New research on mitral-valve size guides family counseling regarding fetuses with coarctation of the aorta and borderline left heart structures.

One in 100 women giving birth faces news that the fetus or newborn has congenital heart disease. The physician-family discussions that follow can prompt many different reactions, depending on the predicted postnatal surgeries and outcomes.

To help improve predictions about fetuses with coarctation of the aorta—who may also have a small or hypoplastic left ventricle—a research team at Vanderbilt University Medical Center studied the association between fetal mitral valve size and infants’ postnatal surgical procedures. The work was led by principal investigator Stacy S. Killen, MD, MSCI, co-director of the Fetal Cardiology Program.

“News that your baby has severe congenital heart disease can negatively affect the developing maternal-infant bond,” Killen said. “It’s important to prepare families as best we can for this scenario, if that’s what they truly face, but we want to spare families from distressing ‘false positive’ diagnoses.”

The investigation into this gray zone revealed that, in many cases, outcomes are less dire than historical reasoning has predicted.
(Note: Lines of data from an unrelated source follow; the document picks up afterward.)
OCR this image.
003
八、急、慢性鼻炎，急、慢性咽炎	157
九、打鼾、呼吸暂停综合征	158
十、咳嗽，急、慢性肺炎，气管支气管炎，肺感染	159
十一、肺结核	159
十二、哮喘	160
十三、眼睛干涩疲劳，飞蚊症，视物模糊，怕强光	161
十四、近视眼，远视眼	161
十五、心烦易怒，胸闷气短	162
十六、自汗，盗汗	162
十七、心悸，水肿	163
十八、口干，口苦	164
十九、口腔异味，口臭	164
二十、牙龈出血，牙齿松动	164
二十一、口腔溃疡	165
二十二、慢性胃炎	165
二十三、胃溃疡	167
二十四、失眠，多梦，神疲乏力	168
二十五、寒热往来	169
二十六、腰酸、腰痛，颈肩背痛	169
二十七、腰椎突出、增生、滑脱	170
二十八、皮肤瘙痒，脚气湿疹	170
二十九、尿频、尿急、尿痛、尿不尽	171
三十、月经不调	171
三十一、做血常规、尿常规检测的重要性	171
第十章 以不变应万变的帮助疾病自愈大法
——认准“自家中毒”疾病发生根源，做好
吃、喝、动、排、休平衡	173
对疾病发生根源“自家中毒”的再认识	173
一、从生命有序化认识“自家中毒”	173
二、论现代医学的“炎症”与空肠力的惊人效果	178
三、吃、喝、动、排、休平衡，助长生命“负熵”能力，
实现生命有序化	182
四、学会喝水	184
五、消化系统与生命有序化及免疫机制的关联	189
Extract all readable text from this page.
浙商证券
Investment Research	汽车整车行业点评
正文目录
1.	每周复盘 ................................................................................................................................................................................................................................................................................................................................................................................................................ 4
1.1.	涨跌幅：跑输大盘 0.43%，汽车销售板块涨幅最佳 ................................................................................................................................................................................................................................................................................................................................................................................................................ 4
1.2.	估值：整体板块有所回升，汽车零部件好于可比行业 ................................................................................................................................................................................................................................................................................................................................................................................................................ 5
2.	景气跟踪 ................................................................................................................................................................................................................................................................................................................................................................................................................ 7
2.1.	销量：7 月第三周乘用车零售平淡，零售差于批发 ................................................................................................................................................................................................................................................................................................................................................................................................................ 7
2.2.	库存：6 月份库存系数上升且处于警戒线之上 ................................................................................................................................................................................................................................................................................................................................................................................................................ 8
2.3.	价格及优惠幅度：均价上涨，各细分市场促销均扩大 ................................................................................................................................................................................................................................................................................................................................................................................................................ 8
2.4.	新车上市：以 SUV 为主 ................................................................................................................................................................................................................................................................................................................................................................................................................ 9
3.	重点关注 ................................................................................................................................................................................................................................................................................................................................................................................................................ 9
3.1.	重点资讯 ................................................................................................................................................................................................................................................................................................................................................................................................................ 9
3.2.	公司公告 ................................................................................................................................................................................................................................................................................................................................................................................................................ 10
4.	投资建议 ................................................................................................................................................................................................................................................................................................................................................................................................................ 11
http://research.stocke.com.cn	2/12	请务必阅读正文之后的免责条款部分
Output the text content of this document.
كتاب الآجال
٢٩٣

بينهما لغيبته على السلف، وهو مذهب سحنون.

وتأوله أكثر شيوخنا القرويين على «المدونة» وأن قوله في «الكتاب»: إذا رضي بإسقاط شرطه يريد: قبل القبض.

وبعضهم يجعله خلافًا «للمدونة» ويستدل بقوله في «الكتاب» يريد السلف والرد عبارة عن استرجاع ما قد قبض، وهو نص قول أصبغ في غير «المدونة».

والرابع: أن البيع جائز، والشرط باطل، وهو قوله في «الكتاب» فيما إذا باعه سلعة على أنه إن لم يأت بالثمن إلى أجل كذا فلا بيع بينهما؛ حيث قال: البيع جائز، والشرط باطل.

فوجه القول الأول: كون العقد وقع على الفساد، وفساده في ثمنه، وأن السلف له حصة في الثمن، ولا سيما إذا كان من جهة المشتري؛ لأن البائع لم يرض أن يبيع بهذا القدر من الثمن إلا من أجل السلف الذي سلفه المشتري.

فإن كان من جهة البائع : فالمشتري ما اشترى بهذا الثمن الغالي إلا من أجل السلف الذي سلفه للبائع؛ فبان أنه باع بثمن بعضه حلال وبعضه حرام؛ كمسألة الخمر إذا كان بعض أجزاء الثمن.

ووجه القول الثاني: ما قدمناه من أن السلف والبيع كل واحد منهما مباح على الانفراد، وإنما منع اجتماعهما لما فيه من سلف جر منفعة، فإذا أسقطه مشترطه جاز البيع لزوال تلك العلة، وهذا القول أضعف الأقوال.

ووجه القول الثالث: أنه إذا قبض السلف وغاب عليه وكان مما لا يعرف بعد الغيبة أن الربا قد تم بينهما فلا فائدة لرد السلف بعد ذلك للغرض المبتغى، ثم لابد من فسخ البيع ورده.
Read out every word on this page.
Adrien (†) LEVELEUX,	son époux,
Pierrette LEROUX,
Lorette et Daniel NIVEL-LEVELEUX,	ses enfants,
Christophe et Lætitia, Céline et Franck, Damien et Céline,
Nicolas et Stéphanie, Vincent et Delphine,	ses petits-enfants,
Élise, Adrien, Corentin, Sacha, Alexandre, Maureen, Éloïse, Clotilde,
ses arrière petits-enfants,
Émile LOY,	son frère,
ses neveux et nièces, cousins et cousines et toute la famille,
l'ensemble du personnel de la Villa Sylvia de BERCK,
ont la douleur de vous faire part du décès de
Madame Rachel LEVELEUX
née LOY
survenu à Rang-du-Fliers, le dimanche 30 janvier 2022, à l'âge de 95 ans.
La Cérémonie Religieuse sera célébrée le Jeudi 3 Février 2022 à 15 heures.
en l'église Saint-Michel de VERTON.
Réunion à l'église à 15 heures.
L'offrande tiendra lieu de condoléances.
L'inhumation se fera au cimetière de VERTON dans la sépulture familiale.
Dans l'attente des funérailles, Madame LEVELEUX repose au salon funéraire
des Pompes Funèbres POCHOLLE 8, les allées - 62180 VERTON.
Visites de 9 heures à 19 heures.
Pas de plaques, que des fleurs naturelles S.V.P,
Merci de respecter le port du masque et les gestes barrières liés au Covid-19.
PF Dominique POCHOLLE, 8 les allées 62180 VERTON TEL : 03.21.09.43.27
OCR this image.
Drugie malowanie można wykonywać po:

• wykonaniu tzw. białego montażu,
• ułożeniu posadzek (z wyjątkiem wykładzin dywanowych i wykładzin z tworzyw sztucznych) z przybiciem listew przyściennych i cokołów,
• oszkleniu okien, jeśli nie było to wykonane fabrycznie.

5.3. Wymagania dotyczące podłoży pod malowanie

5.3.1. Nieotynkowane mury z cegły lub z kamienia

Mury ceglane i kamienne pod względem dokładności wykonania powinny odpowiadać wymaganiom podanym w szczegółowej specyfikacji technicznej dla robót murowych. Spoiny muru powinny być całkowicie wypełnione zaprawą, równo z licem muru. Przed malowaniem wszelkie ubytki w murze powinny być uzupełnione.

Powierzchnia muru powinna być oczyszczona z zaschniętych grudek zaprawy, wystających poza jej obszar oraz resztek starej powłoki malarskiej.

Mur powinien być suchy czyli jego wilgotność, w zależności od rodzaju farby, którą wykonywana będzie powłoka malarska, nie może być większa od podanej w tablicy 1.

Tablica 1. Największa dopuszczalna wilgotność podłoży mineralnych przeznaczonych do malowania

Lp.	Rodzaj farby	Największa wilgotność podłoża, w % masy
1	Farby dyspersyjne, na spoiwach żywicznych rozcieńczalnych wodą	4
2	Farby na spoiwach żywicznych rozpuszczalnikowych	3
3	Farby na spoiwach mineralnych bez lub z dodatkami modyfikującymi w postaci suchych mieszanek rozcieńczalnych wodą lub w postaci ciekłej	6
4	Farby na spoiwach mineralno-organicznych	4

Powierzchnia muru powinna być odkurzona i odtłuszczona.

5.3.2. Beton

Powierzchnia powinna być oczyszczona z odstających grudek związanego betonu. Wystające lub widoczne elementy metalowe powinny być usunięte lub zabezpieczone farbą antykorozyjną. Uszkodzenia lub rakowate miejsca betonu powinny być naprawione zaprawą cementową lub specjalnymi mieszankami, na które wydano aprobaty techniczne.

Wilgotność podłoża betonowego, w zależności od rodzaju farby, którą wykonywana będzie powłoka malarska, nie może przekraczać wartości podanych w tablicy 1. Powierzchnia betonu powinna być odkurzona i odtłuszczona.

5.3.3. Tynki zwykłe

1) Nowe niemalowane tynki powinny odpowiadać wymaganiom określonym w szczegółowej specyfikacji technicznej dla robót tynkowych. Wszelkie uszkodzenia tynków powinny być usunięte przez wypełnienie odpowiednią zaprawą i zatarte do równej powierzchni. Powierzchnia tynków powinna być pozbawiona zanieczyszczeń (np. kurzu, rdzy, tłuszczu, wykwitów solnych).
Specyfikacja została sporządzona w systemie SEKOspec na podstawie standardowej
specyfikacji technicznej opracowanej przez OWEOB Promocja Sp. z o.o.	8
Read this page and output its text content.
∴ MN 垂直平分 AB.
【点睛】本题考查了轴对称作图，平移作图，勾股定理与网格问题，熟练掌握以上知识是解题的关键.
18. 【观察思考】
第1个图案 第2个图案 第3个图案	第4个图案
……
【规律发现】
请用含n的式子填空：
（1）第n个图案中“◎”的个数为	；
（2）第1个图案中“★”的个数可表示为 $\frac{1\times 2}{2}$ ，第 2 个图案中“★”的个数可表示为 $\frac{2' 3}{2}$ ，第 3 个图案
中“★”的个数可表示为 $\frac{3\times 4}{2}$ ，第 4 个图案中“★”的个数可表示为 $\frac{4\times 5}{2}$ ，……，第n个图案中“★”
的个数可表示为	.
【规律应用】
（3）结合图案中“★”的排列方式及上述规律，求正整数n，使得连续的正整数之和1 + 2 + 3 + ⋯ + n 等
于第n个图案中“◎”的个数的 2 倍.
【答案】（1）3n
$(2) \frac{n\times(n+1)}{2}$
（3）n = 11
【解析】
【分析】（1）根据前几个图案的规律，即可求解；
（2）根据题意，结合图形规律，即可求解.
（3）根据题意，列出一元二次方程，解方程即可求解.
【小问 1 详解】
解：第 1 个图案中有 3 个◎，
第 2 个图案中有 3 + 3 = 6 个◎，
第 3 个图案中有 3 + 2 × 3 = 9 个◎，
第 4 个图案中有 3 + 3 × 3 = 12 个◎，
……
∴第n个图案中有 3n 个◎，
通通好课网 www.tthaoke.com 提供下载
“It’s important to prepare families as best we can for this scenario, if that’s what they truly face, but we want to spare what families we can from distressing ‘false positive’ diagnoses.”

Mitral Valve as Bellwether

About 8% of fetuses with congenital heart disease have coarctation of the aorta and are investigated for associated aortic valve stenosis, mitral valve stenosis or hypoplastic left heart syndrome. The majority of newborns with prenatally diagnosed coarctation of the aorta have just one cardiac surgery (aortic arch repair) with a surgical mortality less than 2%. Those who have severe left heart obstruction, however, require single-ventricle palliation, including multiple cardiac surgeries, potentially up to heart transplantation. Killen says these patients face a five-year survival rate of about 75%.

Prenatal diagnosis of coarctation of the aorta through fetal echocardiography is tricky, with the ductus arteriosus often interfering with identification of the coarctation. Taking measurements and drawing conclusions about associated left-heart hypoplasia is complicated by numerous factors. A small mitral valve accompanied by a small left ventricle that is long and narrow may ultimately place the infant in the normal range after birth, while short, wide left ventricles are often inadequate for a biventricular course postnatally.

Raising the Severity Threshold

The team conducted a retrospective review from 2010 to 2020 of 67 fetuses with postnatally confirmed coarctation of the aorta, excluding those with other major congenital heart defects. They used fetal ultrasound to measure the mitral valves and compared the results between groups with postnatal biventricular repair versus single-ventricle palliation, death or transplantation outcomes.

Prenatally there were 43 patients (69%) in the biventricular group with abnormal mitral valves, including 41 with hypoplastic annulus measurements (z-score less than −2.0).

After birth, 62 of the 67 infants were able to undergo a biventricular repair.

Significantly, all five infants who required single-ventricle palliation, as well as those who died or were referred for transplant, had hypoplastic mitral valve z-scores below -4.0.

The researchers also looked at measurements of the left ventricle, aortic arch and aortic valve and the direction of flow across the foramen ovale. Of all of these, however, the size of the mitral valve was found to have the highest correlation with the postnatal surgical course, though at a different threshold than historically presumed.

Fetal heart with a right/left ventricular size discrepancy and small mitral valve (z-score <-2), nevertheless adequate for biventricular repair.

“As expected, a severely small mitral valve predicted poorer odds of having just one cardiac surgery,” Killen said. “But the data also suggested that the threshold for ‘borderline hypoplasia’ should be raised, meaning we can offer a probability of brighter prospects when fetuses have a mitral valve Z-score of -3.0 or larger.”

Predictions Impact Resources

Killen expects that as ultrasound technology continues to evolve, visibility of the heart structures, including the coarctation of the aorta, will continue to improve outcome predictions.

“Just in the past few years, advances have enabled us to more clearly evaluate valve morphologies in utero, for example, but it is still challenging to adequately image all of the heart structures,” she said.

Through improved ultrasound technology and collaborative multicenter studies on outcomes, Killen expects to see increasingly refined predictions.

“Not only is it important for families’ emotional readiness, but for other preparations as well. When we know complex surgeries are going to be needed, the baby needs to be delivered at a tertiary center,” Killen said. “If their heart is normal or only requires a straightforward repair, they can deliver close to home and not disrupt the normal plans for the family.”

“All of these things can make a world of difference.”

About the Expert

Stacy A. Killen, MD, MSCI

Stacy A. Killen, MD, MSCI, is an associate professor of pediatrics in the Division of Pediatric Cardiology and co-director of the Fetal Cardiology Program at Monroe Carell Jr. Children’s Hospital at Vanderbilt. She specializes in the diagnosis and management of fetal arrhythmias and prenatal diagnosis of complex congenital heart disease.